Look at the context of what Steve Jobs was about professionally – a company that he co-founded, was then ousted from the firm at a time where it was losing its way. He went away and made some fabulously canny acquisitions in terms of NeXT and what later became Pixar – but I believe that his main passion was Apple – and when he finally got Apple back, nothing and no one was going to stop him from making the company work.
And that is exactly what he did – using that visionary spirit, and those “darker” traits to ensure that as a company it reached the pinnacle of what it could achieve at all times. I believe that you cannot run a company such as Apple without being a “hard ass” – and we should all remember that for all his touted faults – the people around him believed in him – and his vision.
It further saddens me to day to read comments which detract from his memory – made by on the whole ill informed people whom do not work within the IT industry, or if they do have not worked within it long enough to truly understand the impact that he has had. I have seen so many comments today which are founded in poor understanding, or out and out jealously of a man whom “went there” and “did it”.
“Remembering that you are going to die is the best way to avoid the trap of thinking that you have something to lose – Steve Jobs 2005, Stanford”
There are some people whom choose to remember Steve as a “sales man” – but, if they looked deeper and researched him they would know that he was far more; being able to identify with consumers and corporate customers alike and derive what they want and need before they do is a real talent.
People also forget that Apple has championed many great standards that the industry has adopted over the years, under Steve Jobs stewardship that have made a great difference to all our lives.

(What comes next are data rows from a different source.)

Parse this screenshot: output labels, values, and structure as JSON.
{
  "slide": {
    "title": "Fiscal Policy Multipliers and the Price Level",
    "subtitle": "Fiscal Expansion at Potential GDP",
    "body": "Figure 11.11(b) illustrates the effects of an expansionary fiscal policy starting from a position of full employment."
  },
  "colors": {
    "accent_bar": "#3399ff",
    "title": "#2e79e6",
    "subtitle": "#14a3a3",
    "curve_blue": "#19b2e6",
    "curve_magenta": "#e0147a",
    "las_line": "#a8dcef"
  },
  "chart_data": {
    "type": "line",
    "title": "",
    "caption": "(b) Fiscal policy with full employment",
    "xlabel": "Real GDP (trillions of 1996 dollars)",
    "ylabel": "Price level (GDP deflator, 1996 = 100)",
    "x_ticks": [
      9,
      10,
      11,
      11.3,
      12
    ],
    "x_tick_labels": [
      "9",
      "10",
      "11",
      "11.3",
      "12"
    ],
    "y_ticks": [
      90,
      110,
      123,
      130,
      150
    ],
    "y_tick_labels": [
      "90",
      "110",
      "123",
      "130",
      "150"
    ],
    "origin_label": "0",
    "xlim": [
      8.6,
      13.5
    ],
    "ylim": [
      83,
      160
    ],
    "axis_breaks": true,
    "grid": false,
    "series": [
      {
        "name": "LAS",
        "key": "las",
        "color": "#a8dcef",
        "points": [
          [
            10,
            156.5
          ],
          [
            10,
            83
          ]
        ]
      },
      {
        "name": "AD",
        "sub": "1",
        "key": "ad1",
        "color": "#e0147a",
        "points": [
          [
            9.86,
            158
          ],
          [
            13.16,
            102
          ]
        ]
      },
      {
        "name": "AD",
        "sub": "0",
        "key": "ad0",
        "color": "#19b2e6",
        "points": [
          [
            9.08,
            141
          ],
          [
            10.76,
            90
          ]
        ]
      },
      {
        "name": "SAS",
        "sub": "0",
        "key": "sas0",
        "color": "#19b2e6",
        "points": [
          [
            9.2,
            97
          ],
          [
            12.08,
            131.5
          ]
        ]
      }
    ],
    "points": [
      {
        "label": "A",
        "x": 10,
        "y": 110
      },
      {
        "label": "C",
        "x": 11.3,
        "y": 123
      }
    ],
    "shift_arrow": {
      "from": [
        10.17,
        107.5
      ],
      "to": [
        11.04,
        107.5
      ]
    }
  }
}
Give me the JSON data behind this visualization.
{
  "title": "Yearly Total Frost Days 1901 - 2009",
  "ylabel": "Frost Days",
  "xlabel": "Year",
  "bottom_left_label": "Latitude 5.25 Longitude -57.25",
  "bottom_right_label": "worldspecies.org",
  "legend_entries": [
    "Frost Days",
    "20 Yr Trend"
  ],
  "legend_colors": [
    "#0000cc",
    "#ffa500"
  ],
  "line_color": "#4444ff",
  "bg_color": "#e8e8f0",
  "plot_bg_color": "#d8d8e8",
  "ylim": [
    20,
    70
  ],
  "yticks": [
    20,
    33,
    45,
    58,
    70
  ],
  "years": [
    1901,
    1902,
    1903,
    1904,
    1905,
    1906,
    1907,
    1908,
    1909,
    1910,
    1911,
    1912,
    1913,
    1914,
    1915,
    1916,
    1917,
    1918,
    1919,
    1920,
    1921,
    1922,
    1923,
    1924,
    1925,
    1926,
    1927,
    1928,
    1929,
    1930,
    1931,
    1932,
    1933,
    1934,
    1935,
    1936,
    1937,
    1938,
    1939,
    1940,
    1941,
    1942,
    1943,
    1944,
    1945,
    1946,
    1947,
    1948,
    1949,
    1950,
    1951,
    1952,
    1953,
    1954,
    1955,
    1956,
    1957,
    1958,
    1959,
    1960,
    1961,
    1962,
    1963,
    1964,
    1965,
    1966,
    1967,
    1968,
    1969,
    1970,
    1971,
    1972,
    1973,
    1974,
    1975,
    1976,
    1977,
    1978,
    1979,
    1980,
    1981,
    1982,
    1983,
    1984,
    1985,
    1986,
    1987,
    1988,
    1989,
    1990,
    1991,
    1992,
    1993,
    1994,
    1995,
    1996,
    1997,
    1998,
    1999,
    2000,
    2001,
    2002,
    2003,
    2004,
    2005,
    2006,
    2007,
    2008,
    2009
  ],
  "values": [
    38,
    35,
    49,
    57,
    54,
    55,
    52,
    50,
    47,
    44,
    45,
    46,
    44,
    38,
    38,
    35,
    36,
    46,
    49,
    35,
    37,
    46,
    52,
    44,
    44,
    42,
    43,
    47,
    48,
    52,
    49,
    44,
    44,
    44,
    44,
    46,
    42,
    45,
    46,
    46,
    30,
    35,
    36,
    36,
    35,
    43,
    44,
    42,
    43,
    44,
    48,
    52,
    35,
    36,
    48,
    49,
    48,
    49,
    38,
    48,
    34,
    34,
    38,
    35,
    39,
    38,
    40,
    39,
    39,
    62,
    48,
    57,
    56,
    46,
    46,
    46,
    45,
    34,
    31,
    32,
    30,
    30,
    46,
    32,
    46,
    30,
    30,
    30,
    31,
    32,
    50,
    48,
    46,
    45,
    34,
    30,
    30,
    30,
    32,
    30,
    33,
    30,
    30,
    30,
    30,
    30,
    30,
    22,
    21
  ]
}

This was also balanced against maintaining the company’s own intellectual property and “closed” developments.
He undoubtedly did some things wrong, and perhaps made some decisions at times which others question as morally wrong – but, as humans we are all guilty of this at one level or another – to purely judge someone’s life on a minority of mistakes where the greater whole was positive is reprehensible and short sighted.
Today (Thursday 6th October) Mr Jobs has been paralleled with a number of great figures throughout history – Edison, Einstein, Dr Martin Luther King et al – and some people have rebuked such remarks.
I feel that it is wrong to rebuke such comment as the judging criteria evolves over the years – Edison amongst other things created the light bulb but towards the end of his career time courted controversy with his “etheric force” principles, Einstein – we are all familiar with the theory of relativity – but need to remember that it was instrumental in the development of nuclear weapons to which he personally supported during the 2nd world war, Dr King whilst a leading light in the civil rights movement and undoubtedly did great things – but also had links to a number of “unsavoury” organisations to support his cause.
My point is, I am not betraying the memory of these great people in our histories – what I am saying is that they are all now judged on the sum of their respective achievements – a position that we should afford Steve Jobs in the context of our current history.
In my career, whereas I can say that it has not reached the heights of Steve’s; I can say that there are elements of his example that I do employ. I fundamentally believe in his presentation style – open, simple, smooth and professional. I also believe very much in his belief in creating elegant solutions – with attention to detail.
I also feel that if you believe in something within your work, you should fight for it –and not compromise your position and own conscience – even if that means taking a walk yourself – this is a legacy of Steve Jobs that so many people will be afraid to follow.
I will sign with the following thought -the next time that you are running in the park listening to your iPod, on the train (subway) reading the news on your iPad, designing your next “great” thing on your iMac or iBook, downloading music from any ONLINE store, or watching the next animated 3D classic – think of Steve Jobs – his influence and vision made it possible.